11.23_3 第13回清渓セミナー講座3《議会改革に取り組む》 

 平成⒛年に開催された超党派の政治家セミナー(清渓セミナー)の第13回目の講座内容です。私は数回遅れてメンバーになり、毎年参加しています。3日間の研修セミナーに参加し、地域活性化、公立病院、議会改革、この国の行方、志のテーマで連日密どの濃い日々を過ごしました。

 いつも、早稲田大学鵬志会の皆さんが協力参加しており、最後にメジュメを提出してくれています。その内容を個別に紹介します。(吉田つとむ)

講座 パネルディスカッション《議会改革に取り組む》
 穂坂邦夫先生がコーディネーターを、パネラーには、北海道栗山町議会議長・橋場利勝先生、福島県矢祭町前町長・根本良一先生、三重県議会議長・萩野虔一先生の3名。

早稲田大学政治経済学部1年 蔡誠さん 作成

 講座Ⅲでは、テーマを「議会改革に取り組む」と題し、三名のパネリストが各々の議会改革についてお話ししました。
 まず、コーディネーターである穂坂邦夫氏が、①議員、議会が変わらなければ地方は変わらない(国がパターナリズム的な政治を行う結果、地方の国への依存が高く、これが変わらないという現状)、②財政が厳しくなれば政治や行政が変わるだろう(住民はいないのに役場は残るという状態にさせない)、の二点を議会改革の根本的な問題として挙げました。

 コーディネーターの講演後、パネリストがそれぞれの議会改革を詳細な事例を交え講演しました。
 まずは、北海道栗山町議会議長である橋場利勝氏が、栗山町議会基本条例について、その経緯と条例をお話ししました。平成12年に地方分権一括法を施行し、13年9月より、議会活性化を図り、議会改革を開始させました。議員定数を減らす、特別委員会を設置し財政の現状や推計を考える、などの改革を実施しました。とりわけ一般会議については、一般市民と議会との対話がとても大事なことであるのだなと強く感じました。平成18年5月に一連の改革の集大成として基本条例が制定されました。
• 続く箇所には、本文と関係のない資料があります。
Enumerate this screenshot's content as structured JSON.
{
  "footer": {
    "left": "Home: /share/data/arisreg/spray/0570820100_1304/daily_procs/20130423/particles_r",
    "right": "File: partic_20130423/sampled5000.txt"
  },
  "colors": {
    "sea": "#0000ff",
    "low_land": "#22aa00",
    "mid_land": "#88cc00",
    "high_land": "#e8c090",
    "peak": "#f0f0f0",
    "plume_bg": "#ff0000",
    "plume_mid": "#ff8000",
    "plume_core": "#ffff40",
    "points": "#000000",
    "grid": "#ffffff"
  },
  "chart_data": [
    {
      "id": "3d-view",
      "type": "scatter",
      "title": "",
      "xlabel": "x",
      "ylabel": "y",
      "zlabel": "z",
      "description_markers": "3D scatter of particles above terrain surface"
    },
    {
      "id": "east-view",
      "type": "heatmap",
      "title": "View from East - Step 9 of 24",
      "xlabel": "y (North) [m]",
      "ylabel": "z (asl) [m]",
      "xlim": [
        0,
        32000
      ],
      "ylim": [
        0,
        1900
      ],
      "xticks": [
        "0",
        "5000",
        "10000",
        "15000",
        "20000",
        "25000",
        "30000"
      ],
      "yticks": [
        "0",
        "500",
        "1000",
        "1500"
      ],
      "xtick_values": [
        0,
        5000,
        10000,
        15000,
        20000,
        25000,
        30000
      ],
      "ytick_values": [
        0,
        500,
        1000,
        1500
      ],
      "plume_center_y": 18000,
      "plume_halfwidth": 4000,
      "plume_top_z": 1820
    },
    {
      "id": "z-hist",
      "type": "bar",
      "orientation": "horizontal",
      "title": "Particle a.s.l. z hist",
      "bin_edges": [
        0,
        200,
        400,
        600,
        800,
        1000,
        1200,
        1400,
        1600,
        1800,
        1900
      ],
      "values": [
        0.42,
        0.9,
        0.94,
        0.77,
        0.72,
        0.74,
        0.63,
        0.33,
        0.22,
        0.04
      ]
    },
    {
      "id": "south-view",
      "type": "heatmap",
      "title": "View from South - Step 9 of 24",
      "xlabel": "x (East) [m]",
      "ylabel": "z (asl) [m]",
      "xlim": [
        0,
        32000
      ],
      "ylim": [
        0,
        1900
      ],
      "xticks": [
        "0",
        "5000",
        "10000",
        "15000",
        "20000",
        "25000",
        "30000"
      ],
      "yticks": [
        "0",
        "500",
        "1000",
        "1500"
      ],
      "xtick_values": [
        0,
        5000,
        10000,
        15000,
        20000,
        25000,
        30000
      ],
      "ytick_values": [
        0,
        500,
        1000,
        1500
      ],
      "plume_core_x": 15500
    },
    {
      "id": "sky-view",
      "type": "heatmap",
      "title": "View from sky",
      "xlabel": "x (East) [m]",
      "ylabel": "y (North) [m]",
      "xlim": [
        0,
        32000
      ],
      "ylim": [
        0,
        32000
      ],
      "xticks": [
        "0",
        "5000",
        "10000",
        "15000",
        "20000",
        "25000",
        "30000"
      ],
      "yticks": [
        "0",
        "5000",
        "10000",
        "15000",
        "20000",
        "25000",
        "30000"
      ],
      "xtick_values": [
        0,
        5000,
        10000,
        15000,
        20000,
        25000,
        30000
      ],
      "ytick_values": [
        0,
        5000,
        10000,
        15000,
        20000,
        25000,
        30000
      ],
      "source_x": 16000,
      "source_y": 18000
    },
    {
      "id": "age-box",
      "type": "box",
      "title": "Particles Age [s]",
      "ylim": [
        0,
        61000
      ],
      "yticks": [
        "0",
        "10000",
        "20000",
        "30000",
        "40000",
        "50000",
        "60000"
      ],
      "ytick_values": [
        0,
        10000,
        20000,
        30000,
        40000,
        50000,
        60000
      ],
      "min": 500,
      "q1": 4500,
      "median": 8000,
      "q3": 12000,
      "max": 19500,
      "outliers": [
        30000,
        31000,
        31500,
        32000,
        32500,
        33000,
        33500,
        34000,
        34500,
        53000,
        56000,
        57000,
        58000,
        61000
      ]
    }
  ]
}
 次に、福島県矢祭町前町長であった根本良一氏が、首長としての立場から議会とどうつきあうか、お話ししました。根本氏は、平成19年に現行の月額制から、目に見える議会活動を行えば報酬を支払うという日当制への大きな転換を図り、地方議会議員のあり方に問題を投げかけました。根本氏は首長の立場から、他のパネリストとは幾分違った観点からの内容の講演をしました。

 そして、三重県議会議長である萩野虔一氏が、三重県議会における改革と成果についてお話ししました。三重県議会では、過半数を占める特定の会派がなく、従って数の論理では議案等が決定されず、理の論理で議会がまとまるといいます。また、会派や、議員がどのような採決を行ったか、などについて情報公開を積極的に行っています。これは、民間との対話を図るためのものであり、やはり住民との交流は地方議会では必要不可欠なものなのではないかと思いました。さらに、萩野氏は議員間討議を生命線だと語り、本会議や委員会における議員間討議を充実させてきました。
 会場との質疑も含め、三時間におよぶ実りある講座でありました。改革は手段であり、何のために改革をするのか、目的を明確にして、地方議会が活性化されればと思います。